Herein is one of the central conundrums of my writing career: I can't not care. My writing only works when I'm very close to my characters, feeling what they feel and letting them take the lead in the story. It's a fine place to be when you're writing fiction, but a very difficult and awkward place to be when you're publishing. I didn't want to put myself through the emotional wringer in the state I was in when I finished The Academy. I played it too safe, and accepted something I probably shouldn't have. Which is not to say that I'm totally to blame here, either. My publisher completely botched the PR for my book, and at the time I was in no state to do the legwork required to get the word out. Quite frankly, I'm amazed as many people found it as they did.

That's really all right, though. I learned a lot from the experience, and I can take that and put it into my next experience. So yes, The Academy is dead. Long live The Academy. It was a good story, but it was ultimately doomed.
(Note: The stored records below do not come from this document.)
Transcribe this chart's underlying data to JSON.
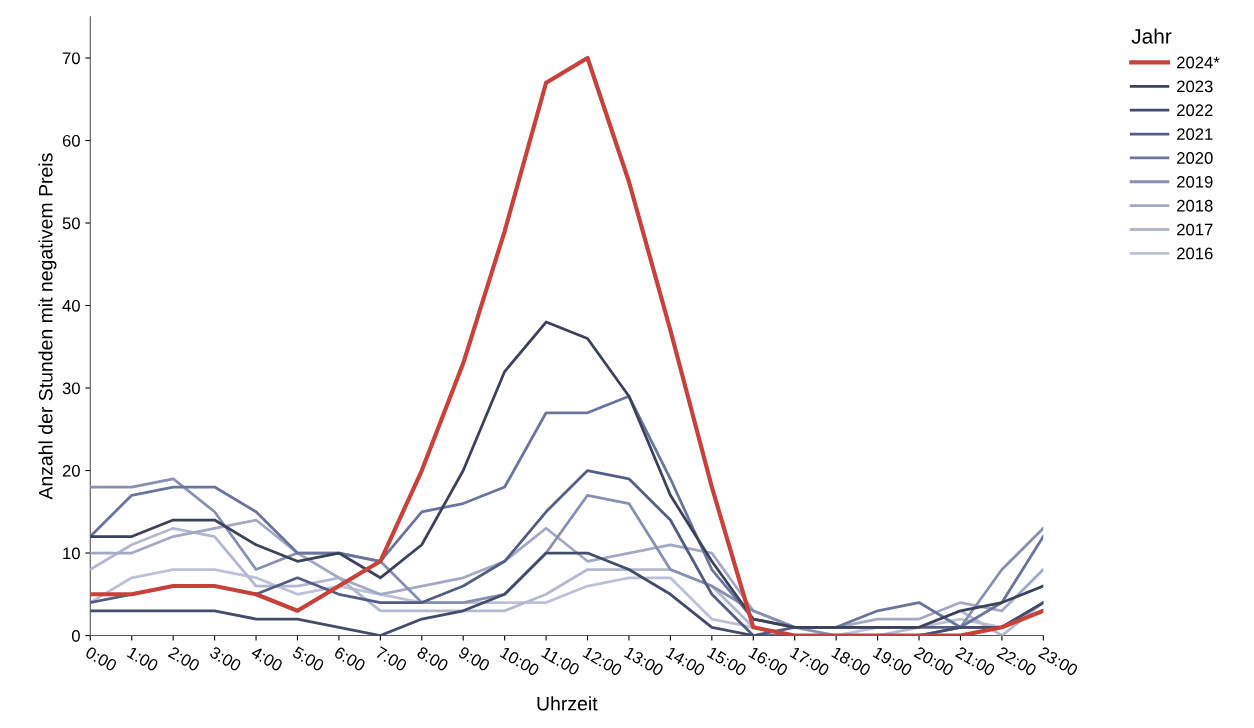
{
  "chart_data": {
    "type": "line",
    "xlabel": "Uhrzeit",
    "ylabel": "Anzahl der Stunden mit negativem Preis",
    "legend_title": "Jahr",
    "legend": "top right",
    "grid": false,
    "marker": "none",
    "line_style": "solid",
    "categories": [
      "0:00",
      "1:00",
      "2:00",
      "3:00",
      "4:00",
      "5:00",
      "6:00",
      "7:00",
      "8:00",
      "9:00",
      "10:00",
      "11:00",
      "12:00",
      "13:00",
      "14:00",
      "15:00",
      "16:00",
      "17:00",
      "18:00",
      "19:00",
      "20:00",
      "21:00",
      "22:00",
      "23:00"
    ],
    "ylim": [
      0,
      75
    ],
    "yticks": [
      0,
      10,
      20,
      30,
      40,
      50,
      60,
      70
    ],
    "series": [
      {
        "name": "2024*",
        "color": "#c8413b",
        "values": [
          5,
          5,
          6,
          6,
          5,
          3,
          6,
          9,
          20,
          33,
          49,
          67,
          70,
          55,
          37,
          18,
          1,
          0,
          0,
          0,
          0,
          0,
          1,
          3
        ]
      },
      {
        "name": "2023",
        "color": "#3b4259",
        "values": [
          12,
          12,
          14,
          14,
          11,
          9,
          10,
          7,
          11,
          20,
          32,
          38,
          36,
          29,
          17,
          9,
          2,
          1,
          1,
          1,
          1,
          3,
          4,
          6
        ]
      },
      {
        "name": "2022",
        "color": "#434c69",
        "values": [
          3,
          3,
          3,
          3,
          2,
          2,
          1,
          0,
          2,
          3,
          5,
          10,
          10,
          8,
          5,
          1,
          0,
          0,
          0,
          0,
          0,
          1,
          1,
          4
        ]
      },
      {
        "name": "2021",
        "color": "#535d82",
        "values": [
          4,
          5,
          null,
          null,
          5,
          7,
          5,
          4,
          4,
          6,
          9,
          15,
          20,
          19,
          14,
          5,
          0,
          1,
          1,
          1,
          1,
          1,
          1,
          4
        ]
      },
      {
        "name": "2020",
        "color": "#6b759b",
        "values": [
          12,
          17,
          18,
          18,
          15,
          10,
          10,
          9,
          15,
          16,
          18,
          27,
          27,
          29,
          19,
          8,
          2,
          1,
          1,
          3,
          4,
          1,
          4,
          12
        ]
      },
      {
        "name": "2019",
        "color": "#8890b0",
        "values": [
          18,
          18,
          19,
          15,
          8,
          10,
          10,
          9,
          4,
          4,
          5,
          10,
          17,
          16,
          8,
          6,
          3,
          1,
          0,
          0,
          0,
          1,
          8,
          13
        ]
      },
      {
        "name": "2018",
        "color": "#a3a9c4",
        "values": [
          10,
          10,
          12,
          13,
          14,
          10,
          7,
          5,
          6,
          7,
          9,
          13,
          9,
          10,
          11,
          10,
          3,
          1,
          1,
          2,
          2,
          4,
          3,
          8
        ]
      },
      {
        "name": "2017",
        "color": "#b3b8cf",
        "values": [
          8,
          11,
          13,
          12,
          6,
          6,
          7,
          3,
          3,
          3,
          3,
          5,
          8,
          8,
          8,
          6,
          1,
          0,
          0,
          0,
          1,
          3,
          0,
          4
        ]
      },
      {
        "name": "2016",
        "color": "#bdc1d7",
        "values": [
          4,
          7,
          8,
          8,
          7,
          5,
          6,
          5,
          4,
          4,
          4,
          4,
          6,
          7,
          7,
          2,
          1,
          0,
          0,
          1,
          1,
          2,
          1,
          3
        ]
      }
    ]
  }
}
In addition to my own errors in marketing it, there were substantial mechanical flaws.  I've learned from my mistakes. It will be reborn in some other form in the near future, the flaws corrected, though not necessarily with the same cast of characters, and given a proper chance to be marketed. In the meantime, I can't wait to tell you more about my other story, but perhaps I've said too much already. I'm in that classic fluid first draft period where details are up in the air, and I don't want to state something for the record that gets changed. But rest assured, my writing career is not dead. I needed some perspective, and I needed a break from what I'd been working on. I've gotten both now, and now I want to get back to doing what I love: writing really good fiction.